As 2015 heads towards the final month of trading, it has been a seesaw year for investors. The Federal Reserve also seems as though they are looking to start raising interest rates in December. It will be important to stay with technology companies that hold an edge in their respective silos. In a new research report from RBC, the technical team is focused on companies that can remain leaders next year when the markets face headwinds that could slow some companies down.
The RBC technical analysts make the case that the long-term uptrend for the S&P 500 should remain intact. However, they are quick to note that the bears would argue 2015 is a cycle peak, and with the big sell-off in August and September breaking the 5 year uptrend, some downside in 2016 is possible. They highlight four companies that could continue strong performance next year, and note that any weakness early in the year, may offer solid entry points.
This is a high profile old-school software company that makes sense for growth accounts. Adobe Systems Incorporated, Inc. (NASDAQ: ADBE) operates in three segments: Digital Media, Digital Marketing, and Print and Publishing. The Digital Media segment provides tools and solutions that enable individuals, small and medium businesses, and enterprises to create, publish, promote, and monetize their digital content.

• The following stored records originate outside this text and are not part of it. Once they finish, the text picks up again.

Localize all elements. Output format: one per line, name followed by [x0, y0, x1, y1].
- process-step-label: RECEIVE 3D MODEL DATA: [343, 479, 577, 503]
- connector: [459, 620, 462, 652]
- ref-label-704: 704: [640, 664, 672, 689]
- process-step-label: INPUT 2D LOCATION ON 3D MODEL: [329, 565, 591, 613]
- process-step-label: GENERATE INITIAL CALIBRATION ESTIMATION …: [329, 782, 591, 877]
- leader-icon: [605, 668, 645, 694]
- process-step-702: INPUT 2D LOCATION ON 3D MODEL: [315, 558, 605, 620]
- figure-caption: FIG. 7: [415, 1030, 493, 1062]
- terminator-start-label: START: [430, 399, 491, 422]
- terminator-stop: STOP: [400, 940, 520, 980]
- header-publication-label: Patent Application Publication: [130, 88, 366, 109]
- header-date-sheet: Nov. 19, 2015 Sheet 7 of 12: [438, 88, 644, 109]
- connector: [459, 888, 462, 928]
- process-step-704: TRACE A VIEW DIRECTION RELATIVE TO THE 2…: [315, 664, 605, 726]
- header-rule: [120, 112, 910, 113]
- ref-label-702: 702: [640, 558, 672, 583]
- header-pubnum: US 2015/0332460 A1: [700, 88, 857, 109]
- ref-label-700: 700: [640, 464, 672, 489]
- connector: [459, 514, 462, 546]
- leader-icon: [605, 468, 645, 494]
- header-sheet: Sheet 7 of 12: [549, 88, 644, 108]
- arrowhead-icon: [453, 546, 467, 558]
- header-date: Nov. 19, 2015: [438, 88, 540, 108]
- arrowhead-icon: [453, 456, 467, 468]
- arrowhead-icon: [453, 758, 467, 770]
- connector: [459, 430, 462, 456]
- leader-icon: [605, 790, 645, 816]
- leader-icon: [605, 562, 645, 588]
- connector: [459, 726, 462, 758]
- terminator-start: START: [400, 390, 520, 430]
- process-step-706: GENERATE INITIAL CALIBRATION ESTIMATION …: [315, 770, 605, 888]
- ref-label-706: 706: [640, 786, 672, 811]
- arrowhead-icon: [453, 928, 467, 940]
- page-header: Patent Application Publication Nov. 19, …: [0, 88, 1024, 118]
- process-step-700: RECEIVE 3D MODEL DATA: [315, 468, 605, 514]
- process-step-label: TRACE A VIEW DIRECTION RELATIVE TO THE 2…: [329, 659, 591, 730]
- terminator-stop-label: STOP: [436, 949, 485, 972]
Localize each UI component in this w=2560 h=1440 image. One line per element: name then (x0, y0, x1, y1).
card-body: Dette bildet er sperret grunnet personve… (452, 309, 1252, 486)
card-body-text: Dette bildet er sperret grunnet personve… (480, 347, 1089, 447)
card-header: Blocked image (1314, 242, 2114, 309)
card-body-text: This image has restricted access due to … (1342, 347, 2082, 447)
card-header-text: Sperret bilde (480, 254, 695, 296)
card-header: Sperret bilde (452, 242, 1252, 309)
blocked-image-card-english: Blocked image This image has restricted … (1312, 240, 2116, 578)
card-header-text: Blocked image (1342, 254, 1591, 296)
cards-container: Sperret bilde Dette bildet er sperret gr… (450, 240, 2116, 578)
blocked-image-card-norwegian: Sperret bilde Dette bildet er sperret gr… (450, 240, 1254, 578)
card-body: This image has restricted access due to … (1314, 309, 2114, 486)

The Digital Marketing segment offers solutions for how digital advertising and marketing are created, managed, executed, measured, and optimized. This segment provides analytics, social marketing, targeting, media optimization, digital experience management, and cross-channel campaign management solutions, as well as video delivery and monetization to digital marketers, advertisers, publishers, merchandisers, Web analysts, chief marketing officers, chief information officers, and chief revenue officers.
The Print and Publishing segment offers products and services, such as eLearning solutions, technical document publishing, Web application development, and high-end printing, as well as publishing needs of technical and business, and original equipment manufacturers (OEMs) printing businesses.
Adobe is also reasonably safe route for investors looking to own a company with Marketing Automation product, which has become huge. The Thomson/First Call consensus price target for the stock is set at $92.52. Shares closed on Friday at $91.81.
This industry giant is gaining business from Cisco, and others could be added soon. Amphenol Corporation (NYSE: APH) is one of the top picks this year at RBC, and the analysts see the company benefitting from the Cisco strength as about 4% of total sales are to Cisco.
Amphenol is one of the world’s largest designers, manufacturers and marketers of electrical, electronic and fiber optic connectors, interconnect systems, antennas, sensors and sensor-based products and coaxial and high-speed specialty cable. Amphenol designs, manufactures and assembles its products at facilities in the Americas, Europe, Asia, Australia and Africa and sells its products through its own global sales force, independent representatives and a global network of electronics distributors.